O Atlético-MG continua sem apresentar melhorias em seu desempenho, tanto com os titulares quanto com os reservas. Na noite de quarta-feira, o time enfrentou o Cienciano e sofreu uma derrota por 1 a 0, na terceira rodada da fase de grupos da Sul-Americana.

O técnico Domínguez decidiu preservar a maioria dos jogadores titulares, exceto Everson, e levou uma equipe composta por jovens jogadores para Cusco. A escalação não trouxe surpresas, mantendo aqueles que têm tido pouco espaço em campo, incluindo o jovem Pascini na lateral-esquerda.

Os problemas começaram logo nos primeiros minutos, com o Atlético tendo dificuldades para lidar com a marcação alta do Cienciano, que buscava recuperar a bola no campo adversário e explorar os espaços rapidamente.

A estratégia do Galo era atrair a equipe peruana com Reinier centralizado e utilizar os corredores, especialmente o lado esquerdo, para que Dudu pudesse avançar e criar jogadas. No entanto, essa tática não funcionou. O meio-campo teve pouco impacto na criação de oportunidades, e as inversões de bola não foram bem executadas. A melhor chance do Atlético veio de um chute de fora da área de Alexsander, que passou perto da trave.

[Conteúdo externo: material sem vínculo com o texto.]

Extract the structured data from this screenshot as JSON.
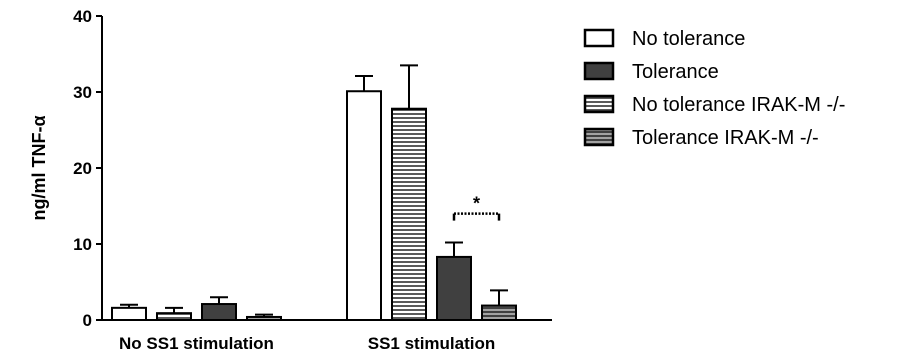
{
  "chart_data": {
    "type": "bar",
    "ylabel": "ng/ml TNF-α",
    "ylim": [
      0,
      40
    ],
    "yticks": [
      0,
      10,
      20,
      30,
      40
    ],
    "groups": [
      "No SS1 stimulation",
      "SS1 stimulation"
    ],
    "series": [
      {
        "name": "No tolerance",
        "fill": "#ffffff",
        "pattern": "none",
        "values": [
          1.6,
          30.1
        ],
        "errors": [
          0.4,
          2.0
        ]
      },
      {
        "name": "No tolerance IRAK-M -/-",
        "fill": "#ffffff",
        "pattern": "horizontal-lines",
        "values": [
          0.9,
          27.8
        ],
        "errors": [
          0.7,
          5.7
        ]
      },
      {
        "name": "Tolerance",
        "fill": "#404040",
        "pattern": "none",
        "values": [
          2.1,
          8.3
        ],
        "errors": [
          0.9,
          1.9
        ]
      },
      {
        "name": "Tolerance IRAK-M -/-",
        "fill": "#404040",
        "pattern": "horizontal-lines",
        "values": [
          0.4,
          1.9
        ],
        "errors": [
          0.3,
          2.0
        ]
      }
    ],
    "legend_order": [
      "No tolerance",
      "Tolerance",
      "No tolerance IRAK-M -/-",
      "Tolerance IRAK-M -/-"
    ],
    "legend_position": "right",
    "annotation": {
      "text": "*",
      "between": [
        "Tolerance",
        "Tolerance IRAK-M -/-"
      ],
      "group": "SS1 stimulation",
      "y_value": 14.0
    },
    "grid": false
  }
}
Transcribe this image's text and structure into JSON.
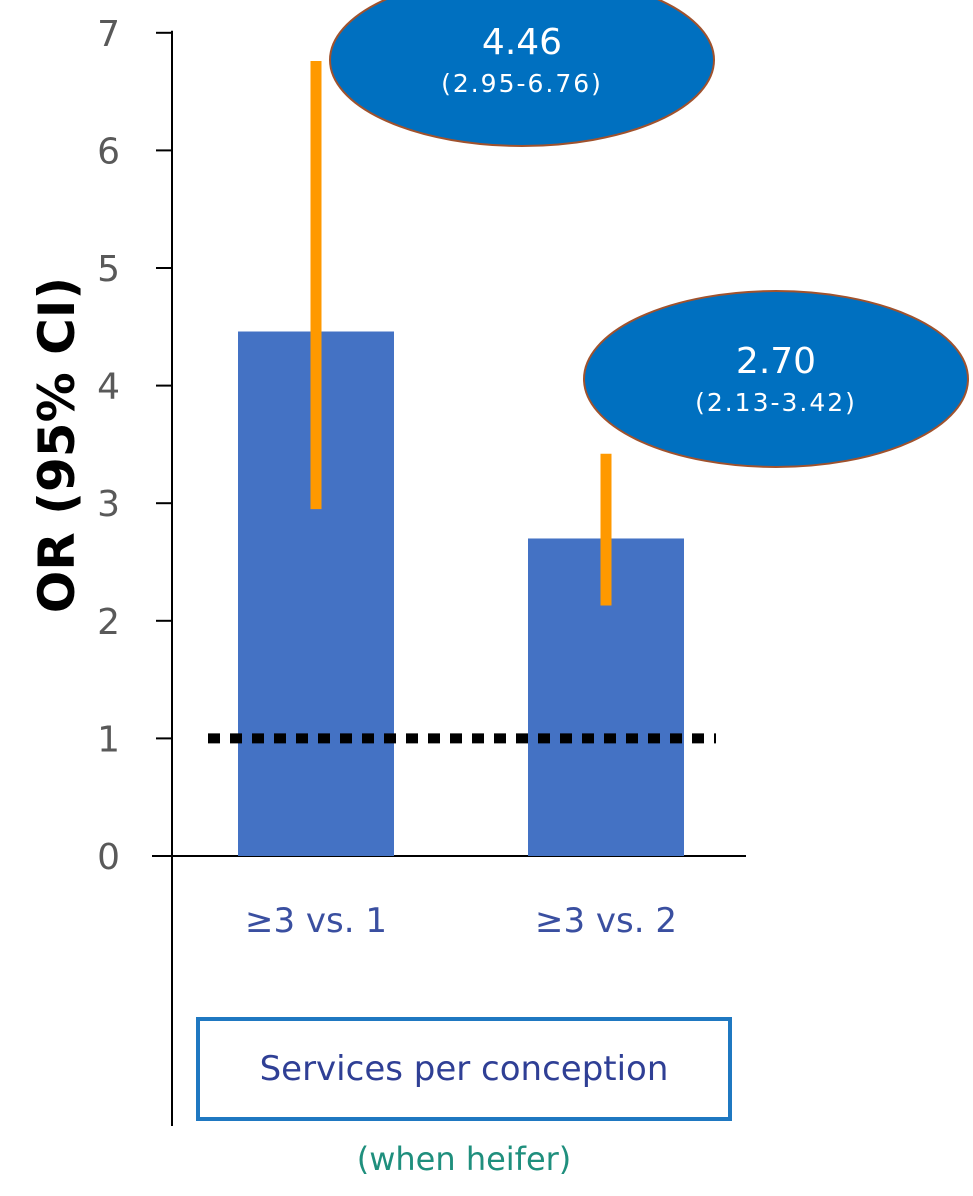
{
  "chart_data": {
    "type": "bar",
    "categories": [
      "≥3 vs. 1",
      "≥3 vs. 2"
    ],
    "values": [
      4.46,
      2.7
    ],
    "ci_low": [
      2.95,
      2.13
    ],
    "ci_high": [
      6.76,
      3.42
    ],
    "annotations": [
      {
        "main": "4.46",
        "ci": "(2.95-6.76)"
      },
      {
        "main": "2.70",
        "ci": "(2.13-3.42)"
      }
    ],
    "reference_line": 1,
    "ylabel": "OR (95% CI)",
    "ylim": [
      0,
      7
    ],
    "yticks": [
      "0",
      "1",
      "2",
      "3",
      "4",
      "5",
      "6",
      "7"
    ],
    "grid": false,
    "group_label": "Services per conception",
    "group_note": "(when heifer)",
    "colors": {
      "bar": "#4472c4",
      "error_bar": "#ff9900",
      "bubble_fill": "#0070c0",
      "bubble_stroke": "#a0522d",
      "reference_line": "#000000",
      "axis": "#000000"
    }
  }
}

O time peruano, por sua vez, dominou a partida e abriu o placar. Robles avançou pela esquerda e cruzou na área, onde Bandiera apareceu com velocidade, surpreendendo Ivan Román e marcando de cabeça. Após o gol, o Atlético não se tornou mais ofensivo; pelo contrário, o Cienciano aumentou sua pressão e criou pelo menos duas oportunidades para ampliar a vantagem. Everson foi acionado e evitou um prejuízo maior no primeiro tempo.

Na tentativa de aumentar a ofensividade, Domínguez colocou Minda e Bernard em campo no segundo tempo. O equatoriano trouxe mais velocidade pelo lado direito e quase empatou. Após um lançamento de Everson, Preciado ajeitou para Minda, que, em vez de chutar, tentou passar para Reinier, mas foi travado pela defesa.

Logo em seguida, a situação complicou ainda mais para o Atlético-MG. Preciado cometeu uma falta dura, recebeu o segundo cartão amarelo e foi expulso. Com um jogador a menos, o Atlético teve ainda mais dificuldades, enquanto o Cienciano controlava o jogo à vontade, criando mais oportunidades e exigindo trabalho de Everson, enquanto o goleiro Espinoza pouco foi incomodado.

Nos minutos finais, Domínguez deu chance aos jovens Luiz Gustavo, Iseppe e Cauã Soares. O meia foi o que mais se destacou, mostrando personalidade ao tentar jogadas individuais, embora ainda tenha ficado aquém das expectativas em relação a jogadores como Scarpa, Alexsander e Bernard.

Atualmente, o Atlético-MG ocupa a lanterna do grupo B na Sul-Americana, e sua classificação está ameaçada, o que reflete a realidade do time nesta temporada. Seja com reservas ou titulares, o clube não demonstra sinais de recuperação.